At the same time, however, it is equally necessary to adopt an implacably critical attitude towards the dictatorial, bureaucratic regime that has arisen from the revolution. Its reactionary, nationalistic position on the national question (which we will come to later) is the counterpart of its repressive role internally.
Ethiopia cannot be regarded as a socialist state, only as a deformed workers’ state, in which new social relations corresponding to the interests of the working class have been established in a grotesquely distorted manner.
Some of the basic economic tasks of the socialist revolution have been taken on by military middle class leaders because such terrible social contradictions have developed that Ethiopia could no longer wait for change. Under the conditions of extreme backwardness which prevail in Ethiopia, a Bonapartist leadership has been pushed into pre-empting the tasks of a genuine socialist leadership because of the weakness and isolation of the Ethiopian working class – and because of the long delay of socialist revolution in the advanced countries of western capitalism.

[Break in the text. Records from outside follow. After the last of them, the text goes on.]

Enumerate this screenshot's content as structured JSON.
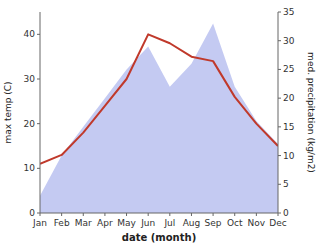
{
  "chart_data": {
    "type": "line",
    "xlabel": "date (month)",
    "ylabel": "max temp (C)",
    "y2label": "med. precipitation (kg/m2)",
    "categories": [
      "Jan",
      "Feb",
      "Mar",
      "Apr",
      "May",
      "Jun",
      "Jul",
      "Aug",
      "Sep",
      "Oct",
      "Nov",
      "Dec"
    ],
    "series": [
      {
        "type": "area",
        "axis": "y2",
        "color": "#b0b8ee",
        "values": [
          3,
          10,
          15,
          20,
          25,
          29,
          22,
          26,
          33,
          22,
          16,
          12
        ]
      },
      {
        "type": "line",
        "color": "#c0392b",
        "values": [
          11,
          13,
          18,
          24,
          30,
          40,
          38,
          35,
          34,
          26,
          20,
          15
        ]
      }
    ],
    "ylim": [
      0,
      45
    ],
    "yticks": [
      0,
      10,
      20,
      30,
      40
    ],
    "y2lim": [
      0,
      35
    ],
    "y2ticks": [
      0,
      5,
      10,
      15,
      20,
      25,
      30,
      35
    ],
    "grid": false
  }
}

With its mass basis among the peasantry and aid from the Russian bureaucracy, it is very unlikely that the regime of the Dergue will fail to consolidate itself in the next period. But the revolution itself can only be taken forward through a struggle for democracy by the working class. Its demands must be:
- Freedom of speech, assembly, and the press;
- Democratic trade unions independent of the state;
- Democratic workers’ control and management of the nationalised industries;
- Soviets of democratically elected workers’, soldiers’ and peasants’ representatives;
- The abolition of the army and the placing of the workers’ and peasants’ militias under the control of the soviets to defend the gains of the revolution;
- The right of the peoples of Eritrea, Ogaden and other national minorities to self-determination;
- For a Socialist Federation of Ethiopia and Eritrea and Somalia;
- For a Socialist Federation of Africa.